Today, many of these issues have been resolved and the online industry is again booming, with funds freely available. Instagram, Dropbox and AirBnB are outstanding examples of recent business success in the US.

According to Peter, “There is a massive change happening – and it’s not confined to the start-up space. For one of our corporate clients, a global financial institution, we are helping young innovators prepare a three minute video pitch of their technology innovations to a panel of executives.”

But, he argues, it is not all new. “Creativity and innovation have been the fuel for development for centuries. What is new is the speed at which change is possible,” says Peter.
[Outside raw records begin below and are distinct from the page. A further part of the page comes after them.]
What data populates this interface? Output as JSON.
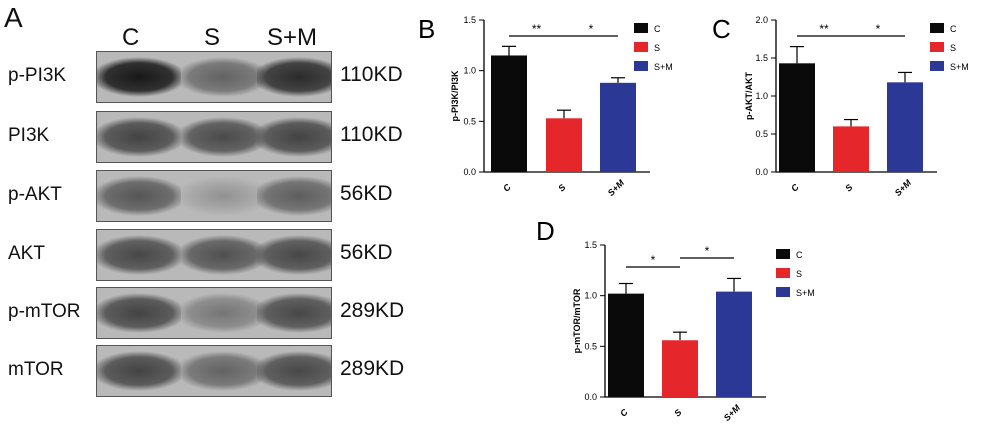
{
  "western_blot": {
    "panel_letter": "A",
    "lanes": [
      "C",
      "S",
      "S+M"
    ],
    "rows": [
      {
        "label": "p-PI3K",
        "kd": "110KD",
        "intensity": [
          0.95,
          0.55,
          0.85
        ]
      },
      {
        "label": "PI3K",
        "kd": "110KD",
        "intensity": [
          0.72,
          0.68,
          0.72
        ]
      },
      {
        "label": "p-AKT",
        "kd": "56KD",
        "intensity": [
          0.62,
          0.3,
          0.58
        ]
      },
      {
        "label": "AKT",
        "kd": "56KD",
        "intensity": [
          0.7,
          0.65,
          0.7
        ]
      },
      {
        "label": "p-mTOR",
        "kd": "289KD",
        "intensity": [
          0.72,
          0.45,
          0.7
        ]
      },
      {
        "label": "mTOR",
        "kd": "289KD",
        "intensity": [
          0.72,
          0.55,
          0.7
        ]
      }
    ]
  },
  "chart_data": [
    {
      "panel": "B",
      "type": "bar",
      "categories": [
        "C",
        "S",
        "S+M"
      ],
      "values": [
        1.15,
        0.53,
        0.88
      ],
      "errors": [
        0.09,
        0.08,
        0.05
      ],
      "ylabel": "p-PI3K/PI3K",
      "ylim": [
        0,
        1.5
      ],
      "yticks": [
        "0.0",
        "0.5",
        "1.0",
        "1.5"
      ],
      "significance": [
        {
          "from": "C",
          "to": "S",
          "label": "**"
        },
        {
          "from": "S",
          "to": "S+M",
          "label": "*"
        }
      ],
      "legend": [
        "C",
        "S",
        "S+M"
      ],
      "legend_position": "right"
    },
    {
      "panel": "C",
      "type": "bar",
      "categories": [
        "C",
        "S",
        "S+M"
      ],
      "values": [
        1.43,
        0.6,
        1.18
      ],
      "errors": [
        0.22,
        0.09,
        0.13
      ],
      "ylabel": "p-AKT/AKT",
      "ylim": [
        0,
        2.0
      ],
      "yticks": [
        "0.0",
        "0.5",
        "1.0",
        "1.5",
        "2.0"
      ],
      "significance": [
        {
          "from": "C",
          "to": "S",
          "label": "**"
        },
        {
          "from": "S",
          "to": "S+M",
          "label": "*"
        }
      ],
      "legend": [
        "C",
        "S",
        "S+M"
      ],
      "legend_position": "right"
    },
    {
      "panel": "D",
      "type": "bar",
      "categories": [
        "C",
        "S",
        "S+M"
      ],
      "values": [
        1.02,
        0.56,
        1.04
      ],
      "errors": [
        0.1,
        0.08,
        0.13
      ],
      "ylabel": "p-mTOR/mTOR",
      "ylim": [
        0,
        1.5
      ],
      "yticks": [
        "0.0",
        "0.5",
        "1.0",
        "1.5"
      ],
      "significance": [
        {
          "from": "C",
          "to": "S",
          "label": "*"
        },
        {
          "from": "S",
          "to": "S+M",
          "label": "*"
        }
      ],
      "legend": [
        "C",
        "S",
        "S+M"
      ],
      "legend_position": "right"
    }
  ],
  "colors": {
    "C": "#0a0a0a",
    "S": "#e5262b",
    "S+M": "#2b3896"
  }
}
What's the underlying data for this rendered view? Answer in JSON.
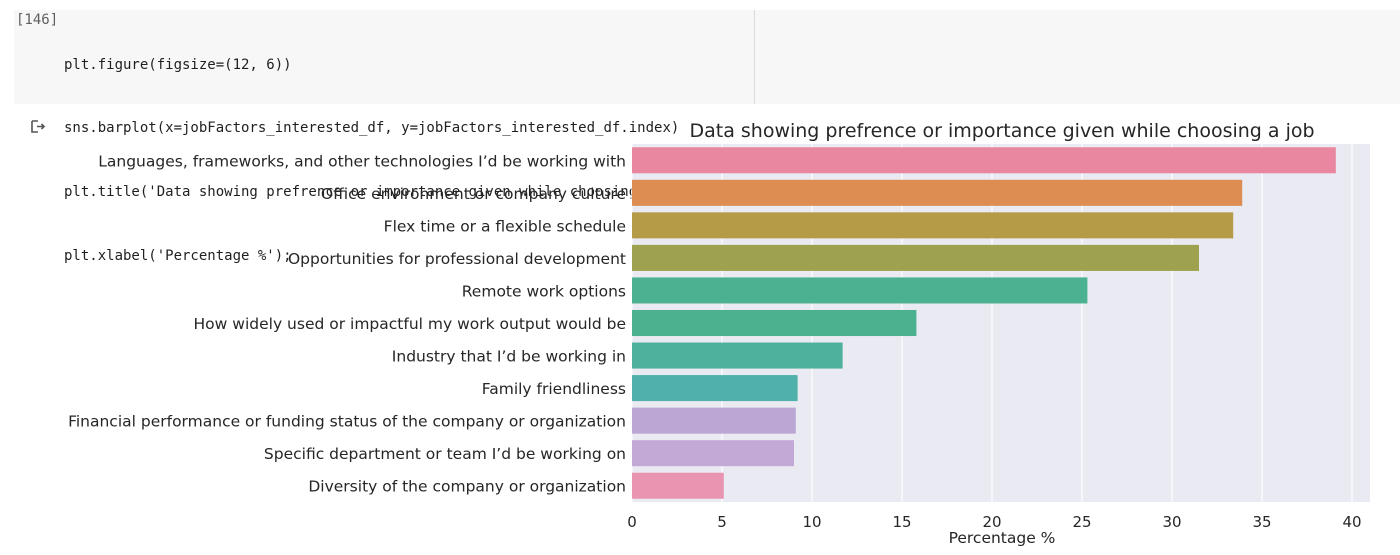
{
  "code_cell": {
    "execution_count": "[146]",
    "lines": [
      "plt.figure(figsize=(12, 6))",
      "sns.barplot(x=jobFactors_interested_df, y=jobFactors_interested_df.index)",
      "plt.title('Data showing prefrence or importance given while choosing a job');",
      "plt.xlabel('Percentage %');"
    ]
  },
  "output": {
    "icon": "output-arrow-icon"
  },
  "chart_data": {
    "type": "bar",
    "orientation": "horizontal",
    "title": "Data showing prefrence or importance given while choosing a job",
    "xlabel": "Percentage %",
    "ylabel": "",
    "xlim": [
      0,
      41
    ],
    "xticks": [
      0,
      5,
      10,
      15,
      20,
      25,
      30,
      35,
      40
    ],
    "grid": true,
    "background": "#eaeaf2",
    "categories": [
      "Languages, frameworks, and other technologies I’d be working with",
      "Office environment or company culture",
      "Flex time or a flexible schedule",
      "Opportunities for professional development",
      "Remote work options",
      "How widely used or impactful my work output would be",
      "Industry that I’d be working in",
      "Family friendliness",
      "Financial performance or funding status of the company or organization",
      "Specific department or team I’d be working on",
      "Diversity of the company or organization"
    ],
    "values": [
      39.1,
      33.9,
      33.4,
      31.5,
      25.3,
      15.8,
      11.7,
      9.2,
      9.1,
      9.0,
      5.1
    ],
    "colors": [
      "#e8879f",
      "#dd8c52",
      "#b59b47",
      "#9ea24f",
      "#4bb190",
      "#4cb18f",
      "#4eb19d",
      "#4fb1aa",
      "#bca6d4",
      "#c3aad6",
      "#e995b2"
    ]
  }
}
“I can’t help remembering my grandmother’s confusion in 1969 as she grappled with the moon landing. In her lifetime she witnessed the development of the motor car, the aeroplane, space travel, radio and television.

“One day, I might also be wishing that life was so much simpler; remembering a time when a tablet was something you read, when every idea was in the cloud and when an apple was not something you ate, but the biggest company in the world.”

Peter’s company, Intangible Communications, worked with the JFDI-Innov8 Bootcamp 2012 to produce videos and conduct presentation training. This post is an edited version of an article which first appeared in the Australian Chamber of Commerce Singapore magazine.